Under a controversial law that Israel enacted in 2017, the state can prohibit any foreigner from entering the country who “knowingly issues a public call for boycotting Israel.”
Since then, the Interior and Strategic Affairs ministries have used the statute to deny visas to a handful of students, activists and artists upon their arrival to Israel.
The Foreign Ministry, however, can recommend the law be waived for visiting politicians or government officials out of diplomatic concerns.
Due to the sensitive nature and timing of Omar and Tlaib’s visit, Haaretz had reported on Wednesday that the final decision would be made by Prime Minister Benjamin Netanyahu.
The two lawmakers’ visit comes after US President Donald Trump targeted them in recent tweets, saying they — and two other freshmen liberal congresswomen, Alexandria Ocasio-Cortez of New York and Ayanna Pressley of Massachusetts — hated America and Israel and should “go back” to the “crime-infested places from which they came.” Those remarks were condemned as racist in a House resolution passed this week, largely along partisan lines.
Omar on Tuesday introduced a resolution, co-sponsored by Tlaib, ostensibly aimed at pushing back against laws seeking to clamp down on boycotts of Israel.
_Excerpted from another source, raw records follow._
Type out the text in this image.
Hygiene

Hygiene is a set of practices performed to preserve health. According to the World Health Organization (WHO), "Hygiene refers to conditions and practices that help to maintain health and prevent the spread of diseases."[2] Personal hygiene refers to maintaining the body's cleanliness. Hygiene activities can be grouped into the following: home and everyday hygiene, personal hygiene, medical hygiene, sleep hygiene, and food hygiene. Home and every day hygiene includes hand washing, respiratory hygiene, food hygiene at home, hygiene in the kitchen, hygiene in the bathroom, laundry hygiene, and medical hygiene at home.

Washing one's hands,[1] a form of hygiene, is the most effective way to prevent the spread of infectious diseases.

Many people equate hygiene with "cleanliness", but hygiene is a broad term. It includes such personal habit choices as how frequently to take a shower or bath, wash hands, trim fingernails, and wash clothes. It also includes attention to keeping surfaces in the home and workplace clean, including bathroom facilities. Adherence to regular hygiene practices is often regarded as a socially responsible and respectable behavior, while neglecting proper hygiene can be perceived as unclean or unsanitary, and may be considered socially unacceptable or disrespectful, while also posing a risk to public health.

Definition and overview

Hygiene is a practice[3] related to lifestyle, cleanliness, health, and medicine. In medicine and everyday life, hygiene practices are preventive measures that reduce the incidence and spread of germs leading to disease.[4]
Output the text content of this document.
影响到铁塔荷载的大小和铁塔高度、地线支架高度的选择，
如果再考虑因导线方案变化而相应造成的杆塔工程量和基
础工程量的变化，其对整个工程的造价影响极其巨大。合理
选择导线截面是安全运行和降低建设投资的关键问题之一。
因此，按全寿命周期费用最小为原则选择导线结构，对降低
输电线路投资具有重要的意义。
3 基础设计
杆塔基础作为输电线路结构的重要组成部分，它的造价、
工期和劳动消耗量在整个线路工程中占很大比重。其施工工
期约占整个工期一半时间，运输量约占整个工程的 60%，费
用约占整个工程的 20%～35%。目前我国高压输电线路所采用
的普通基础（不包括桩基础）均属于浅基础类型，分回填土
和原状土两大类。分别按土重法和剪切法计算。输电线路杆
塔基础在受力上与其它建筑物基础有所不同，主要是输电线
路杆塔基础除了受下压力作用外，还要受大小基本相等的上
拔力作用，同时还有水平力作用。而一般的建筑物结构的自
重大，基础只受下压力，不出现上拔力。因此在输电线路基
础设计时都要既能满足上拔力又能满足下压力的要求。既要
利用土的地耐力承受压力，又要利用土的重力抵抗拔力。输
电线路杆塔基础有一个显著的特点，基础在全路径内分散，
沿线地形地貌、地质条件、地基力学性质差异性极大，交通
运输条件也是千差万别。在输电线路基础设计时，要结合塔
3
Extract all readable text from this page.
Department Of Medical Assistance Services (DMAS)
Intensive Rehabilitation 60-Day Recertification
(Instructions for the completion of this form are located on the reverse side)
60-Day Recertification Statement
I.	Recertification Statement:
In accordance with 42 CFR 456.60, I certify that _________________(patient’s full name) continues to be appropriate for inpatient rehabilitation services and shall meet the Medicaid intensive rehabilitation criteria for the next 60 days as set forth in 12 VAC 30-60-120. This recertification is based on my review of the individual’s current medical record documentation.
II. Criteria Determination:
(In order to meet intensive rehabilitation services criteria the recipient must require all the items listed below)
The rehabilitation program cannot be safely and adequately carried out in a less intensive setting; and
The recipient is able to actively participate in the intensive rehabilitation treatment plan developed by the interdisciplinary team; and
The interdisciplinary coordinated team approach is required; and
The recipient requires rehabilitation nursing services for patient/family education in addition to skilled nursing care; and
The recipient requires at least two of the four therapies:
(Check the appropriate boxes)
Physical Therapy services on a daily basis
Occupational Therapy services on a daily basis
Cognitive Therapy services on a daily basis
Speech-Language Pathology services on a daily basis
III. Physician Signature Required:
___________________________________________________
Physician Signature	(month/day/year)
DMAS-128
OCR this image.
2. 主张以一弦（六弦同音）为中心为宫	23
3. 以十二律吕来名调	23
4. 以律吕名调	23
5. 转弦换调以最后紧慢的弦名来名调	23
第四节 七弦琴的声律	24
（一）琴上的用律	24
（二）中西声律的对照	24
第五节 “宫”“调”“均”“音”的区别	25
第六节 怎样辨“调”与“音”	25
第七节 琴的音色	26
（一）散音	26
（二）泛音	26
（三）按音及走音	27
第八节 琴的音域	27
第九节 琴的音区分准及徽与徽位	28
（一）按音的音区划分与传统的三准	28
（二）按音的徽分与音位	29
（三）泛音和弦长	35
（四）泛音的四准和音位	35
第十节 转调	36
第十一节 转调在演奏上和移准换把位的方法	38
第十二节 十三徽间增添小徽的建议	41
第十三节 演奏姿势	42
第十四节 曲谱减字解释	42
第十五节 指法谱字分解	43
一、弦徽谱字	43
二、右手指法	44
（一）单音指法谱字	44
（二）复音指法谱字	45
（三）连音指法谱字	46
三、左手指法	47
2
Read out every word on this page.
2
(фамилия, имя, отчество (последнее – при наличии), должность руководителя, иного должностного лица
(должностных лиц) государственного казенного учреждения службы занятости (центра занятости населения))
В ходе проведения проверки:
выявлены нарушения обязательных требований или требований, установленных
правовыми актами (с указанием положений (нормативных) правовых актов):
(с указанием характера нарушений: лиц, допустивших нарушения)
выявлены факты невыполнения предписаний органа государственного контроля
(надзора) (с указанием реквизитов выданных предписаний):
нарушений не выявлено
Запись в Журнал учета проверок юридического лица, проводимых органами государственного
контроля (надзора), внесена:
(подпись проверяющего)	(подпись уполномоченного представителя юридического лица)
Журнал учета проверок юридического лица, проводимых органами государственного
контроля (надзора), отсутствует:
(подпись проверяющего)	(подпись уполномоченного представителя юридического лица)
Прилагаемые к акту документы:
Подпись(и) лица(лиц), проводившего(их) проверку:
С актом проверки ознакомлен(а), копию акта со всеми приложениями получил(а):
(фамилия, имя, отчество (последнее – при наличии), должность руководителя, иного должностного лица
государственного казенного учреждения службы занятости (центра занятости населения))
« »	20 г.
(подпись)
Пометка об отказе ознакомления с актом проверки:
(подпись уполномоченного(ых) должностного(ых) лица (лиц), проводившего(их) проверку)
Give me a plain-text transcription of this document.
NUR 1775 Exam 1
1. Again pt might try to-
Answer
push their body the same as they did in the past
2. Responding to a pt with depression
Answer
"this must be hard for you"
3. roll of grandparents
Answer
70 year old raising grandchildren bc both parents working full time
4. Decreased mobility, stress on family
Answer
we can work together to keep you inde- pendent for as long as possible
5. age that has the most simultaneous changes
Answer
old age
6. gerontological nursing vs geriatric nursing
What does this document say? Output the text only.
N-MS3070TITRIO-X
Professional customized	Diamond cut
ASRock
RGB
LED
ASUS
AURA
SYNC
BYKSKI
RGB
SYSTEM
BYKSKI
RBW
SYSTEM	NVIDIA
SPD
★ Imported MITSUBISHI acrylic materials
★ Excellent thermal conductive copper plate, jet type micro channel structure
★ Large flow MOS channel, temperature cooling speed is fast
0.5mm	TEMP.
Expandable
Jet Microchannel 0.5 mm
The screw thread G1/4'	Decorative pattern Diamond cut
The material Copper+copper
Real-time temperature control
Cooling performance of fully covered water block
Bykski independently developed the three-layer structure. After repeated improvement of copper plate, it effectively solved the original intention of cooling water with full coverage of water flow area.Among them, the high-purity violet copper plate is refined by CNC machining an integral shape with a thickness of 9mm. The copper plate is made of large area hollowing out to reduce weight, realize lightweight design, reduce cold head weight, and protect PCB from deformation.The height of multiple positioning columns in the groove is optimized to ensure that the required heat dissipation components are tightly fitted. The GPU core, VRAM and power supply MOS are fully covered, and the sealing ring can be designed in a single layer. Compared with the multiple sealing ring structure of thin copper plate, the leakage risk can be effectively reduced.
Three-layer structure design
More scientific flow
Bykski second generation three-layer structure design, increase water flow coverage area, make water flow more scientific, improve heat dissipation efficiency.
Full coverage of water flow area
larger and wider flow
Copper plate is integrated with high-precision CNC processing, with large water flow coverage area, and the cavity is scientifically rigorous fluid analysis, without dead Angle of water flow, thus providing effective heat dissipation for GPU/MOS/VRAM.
The resolution, which does not explicitly mention Israel or the Palestinians, affirms the right of Americans to participate in boycotts as an expression of free speech under the First Amendment, citing boycott movements against Nazi Germany, the USSR and apartheid South Africa.
It currently has three sponsors — Omar, Tlaib and Democratic Georgia Rep. John Lewis, an icon of the Civil Rights movement who marched on Selma.
Omar, Tlaib and other BDS supporters say that in urging businesses, artists and universities to sever ties with Israel, they are using nonviolent means to oppose unjust policies toward Palestinians. Israel counters that the movement masks its motivation to delegitimize or destroy the Jewish state.
Both Omar and Tlaib have been frequent sources of controversy since their ascension to Capitol Hill earlier this year.
Omar was accused of anti-Semitism in February after she said that American support for Israel was driven by money from the powerful pro-Israel lobbying group AIPAC. In May, Tlaib sparked a similar firestorm after she claimed her Palestinian ancestors “had to suffer” for the Jews to have a safe haven in the wake of the Holocaust.
Omar has said she supports a two-state solution to the Israeli-Palestinian conflict; Tlaib, however, has advocated for a single-state outcome.